I counsel you to take a new direction even today toward God and his kingdom, his word, and his church. Go to him and take words with you, saying, “O God, I have sinned against you. Sin has been my problem-sin against you, primarily, and against other people.” Then pray, “Have mercy upon me, a sinner.” The heavenly Father is waiting for you, and his compassion has not dried up. It is ever-flowing in great abundance.
What will happen if we do these things? God tells us he will forgive us all our sins and blot out all our transgressions. He promises to remember them no more, casting them behind his back and burying them in the deepest ocean. And when we experience such total forgiveness and restoration to fellowship from God, we will discover that which we wanted to find in the far country-happiness in his presence, fullness of joy, and pleasures evermore on his right hand.

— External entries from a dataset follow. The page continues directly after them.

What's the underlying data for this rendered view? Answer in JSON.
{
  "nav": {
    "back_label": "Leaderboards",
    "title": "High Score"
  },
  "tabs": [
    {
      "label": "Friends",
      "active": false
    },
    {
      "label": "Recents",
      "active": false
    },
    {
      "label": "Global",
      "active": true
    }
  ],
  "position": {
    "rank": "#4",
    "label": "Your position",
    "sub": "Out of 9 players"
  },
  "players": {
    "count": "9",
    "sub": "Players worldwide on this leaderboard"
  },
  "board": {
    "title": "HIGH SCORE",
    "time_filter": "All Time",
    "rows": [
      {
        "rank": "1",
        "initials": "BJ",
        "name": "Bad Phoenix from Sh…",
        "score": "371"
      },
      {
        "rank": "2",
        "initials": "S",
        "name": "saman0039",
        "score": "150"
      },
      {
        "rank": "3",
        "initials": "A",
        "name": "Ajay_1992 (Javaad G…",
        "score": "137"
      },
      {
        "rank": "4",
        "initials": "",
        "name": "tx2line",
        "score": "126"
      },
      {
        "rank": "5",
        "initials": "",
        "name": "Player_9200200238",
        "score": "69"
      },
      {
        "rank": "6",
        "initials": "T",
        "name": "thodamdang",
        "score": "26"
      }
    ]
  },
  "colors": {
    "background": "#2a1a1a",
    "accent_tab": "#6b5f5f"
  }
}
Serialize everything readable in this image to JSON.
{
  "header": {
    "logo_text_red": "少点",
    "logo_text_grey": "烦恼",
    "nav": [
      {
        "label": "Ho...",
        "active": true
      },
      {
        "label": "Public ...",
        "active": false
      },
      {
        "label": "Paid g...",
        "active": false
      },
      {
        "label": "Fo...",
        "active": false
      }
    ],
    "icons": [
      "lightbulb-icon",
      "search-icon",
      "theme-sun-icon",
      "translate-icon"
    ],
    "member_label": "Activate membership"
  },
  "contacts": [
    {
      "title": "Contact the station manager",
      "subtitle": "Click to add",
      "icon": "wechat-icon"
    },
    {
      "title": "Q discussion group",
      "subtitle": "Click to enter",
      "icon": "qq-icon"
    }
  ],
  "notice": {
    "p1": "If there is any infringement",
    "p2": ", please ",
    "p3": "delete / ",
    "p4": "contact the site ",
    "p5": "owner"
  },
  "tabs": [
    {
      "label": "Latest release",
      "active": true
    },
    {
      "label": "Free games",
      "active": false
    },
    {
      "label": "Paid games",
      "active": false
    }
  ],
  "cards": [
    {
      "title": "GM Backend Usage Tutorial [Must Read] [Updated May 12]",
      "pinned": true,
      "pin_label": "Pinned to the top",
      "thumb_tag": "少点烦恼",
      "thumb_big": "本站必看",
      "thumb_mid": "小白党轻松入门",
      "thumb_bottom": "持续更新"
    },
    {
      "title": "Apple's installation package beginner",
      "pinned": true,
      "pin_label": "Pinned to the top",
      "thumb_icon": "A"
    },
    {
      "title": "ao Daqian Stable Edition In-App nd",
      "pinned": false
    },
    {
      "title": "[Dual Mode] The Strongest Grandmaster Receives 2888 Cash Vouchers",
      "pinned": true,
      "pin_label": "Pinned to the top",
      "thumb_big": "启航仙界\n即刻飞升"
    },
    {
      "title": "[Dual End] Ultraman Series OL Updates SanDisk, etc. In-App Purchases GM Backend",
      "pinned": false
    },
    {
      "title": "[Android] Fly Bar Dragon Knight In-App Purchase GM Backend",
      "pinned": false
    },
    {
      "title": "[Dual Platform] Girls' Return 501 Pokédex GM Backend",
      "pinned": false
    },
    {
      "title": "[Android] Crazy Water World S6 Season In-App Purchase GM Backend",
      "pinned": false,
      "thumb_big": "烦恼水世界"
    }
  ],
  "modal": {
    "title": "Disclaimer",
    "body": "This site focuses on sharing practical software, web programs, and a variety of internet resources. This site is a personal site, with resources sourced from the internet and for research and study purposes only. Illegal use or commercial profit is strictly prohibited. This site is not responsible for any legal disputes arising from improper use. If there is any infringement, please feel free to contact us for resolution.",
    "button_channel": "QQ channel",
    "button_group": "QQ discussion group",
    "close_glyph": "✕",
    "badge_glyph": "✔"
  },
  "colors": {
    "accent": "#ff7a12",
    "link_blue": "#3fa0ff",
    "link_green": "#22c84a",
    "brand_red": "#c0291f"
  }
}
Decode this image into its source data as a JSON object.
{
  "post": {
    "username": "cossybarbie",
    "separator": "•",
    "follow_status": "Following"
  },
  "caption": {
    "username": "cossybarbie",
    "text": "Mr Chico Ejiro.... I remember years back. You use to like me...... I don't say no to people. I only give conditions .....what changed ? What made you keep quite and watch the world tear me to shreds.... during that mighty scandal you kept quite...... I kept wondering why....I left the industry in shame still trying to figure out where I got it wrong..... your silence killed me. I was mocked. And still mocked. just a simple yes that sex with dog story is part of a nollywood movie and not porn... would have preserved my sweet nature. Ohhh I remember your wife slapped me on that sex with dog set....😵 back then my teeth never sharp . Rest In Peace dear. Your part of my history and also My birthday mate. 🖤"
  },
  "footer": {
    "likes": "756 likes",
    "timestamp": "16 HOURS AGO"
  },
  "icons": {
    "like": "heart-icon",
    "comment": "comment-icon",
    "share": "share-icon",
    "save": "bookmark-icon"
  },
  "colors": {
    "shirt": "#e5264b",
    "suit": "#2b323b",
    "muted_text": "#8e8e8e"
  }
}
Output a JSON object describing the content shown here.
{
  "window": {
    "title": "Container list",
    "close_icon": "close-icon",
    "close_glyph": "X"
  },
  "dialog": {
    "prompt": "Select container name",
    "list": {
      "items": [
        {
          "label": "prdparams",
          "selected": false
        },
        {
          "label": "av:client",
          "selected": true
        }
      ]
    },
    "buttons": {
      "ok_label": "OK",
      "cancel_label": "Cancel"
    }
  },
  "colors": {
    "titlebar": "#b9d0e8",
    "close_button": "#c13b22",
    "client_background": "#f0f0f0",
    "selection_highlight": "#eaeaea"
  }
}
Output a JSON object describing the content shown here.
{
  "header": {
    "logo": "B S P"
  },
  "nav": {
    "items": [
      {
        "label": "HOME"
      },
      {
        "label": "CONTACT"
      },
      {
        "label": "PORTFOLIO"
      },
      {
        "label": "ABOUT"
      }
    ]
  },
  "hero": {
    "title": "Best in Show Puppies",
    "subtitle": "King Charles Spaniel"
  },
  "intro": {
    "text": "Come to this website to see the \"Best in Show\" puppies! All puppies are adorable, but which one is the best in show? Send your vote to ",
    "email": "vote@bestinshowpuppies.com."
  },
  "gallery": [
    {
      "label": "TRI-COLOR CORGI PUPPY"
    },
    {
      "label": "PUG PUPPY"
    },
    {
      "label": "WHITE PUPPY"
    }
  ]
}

If you are a prodigal son, I urge you to leave the far country, leave your sin and misery, and return to God. He whose love is beyond measure, our heavenly Father, is waiting for you, and promises to welcome you and forgive you. Isaiah tells us, “Seek the Lord while he may be found; call on him while he is near. Let the wicked forsake his way and the evil man his thoughts. Let him turn to the Lord, and he will have mercy upon him, and to our God, and he will freely pardon” (Isaiah 55:6-7).
I pray that each of us will take new direction this year, going away from sin, arrogance, autonomy, and misery, and going toward the kingdom of God. May God have mercy upon us, forgive us all our sins, and cleanse us from all unrighteousness, that we may experience today and forevermore the never-ending happiness of life in his presence. Amen.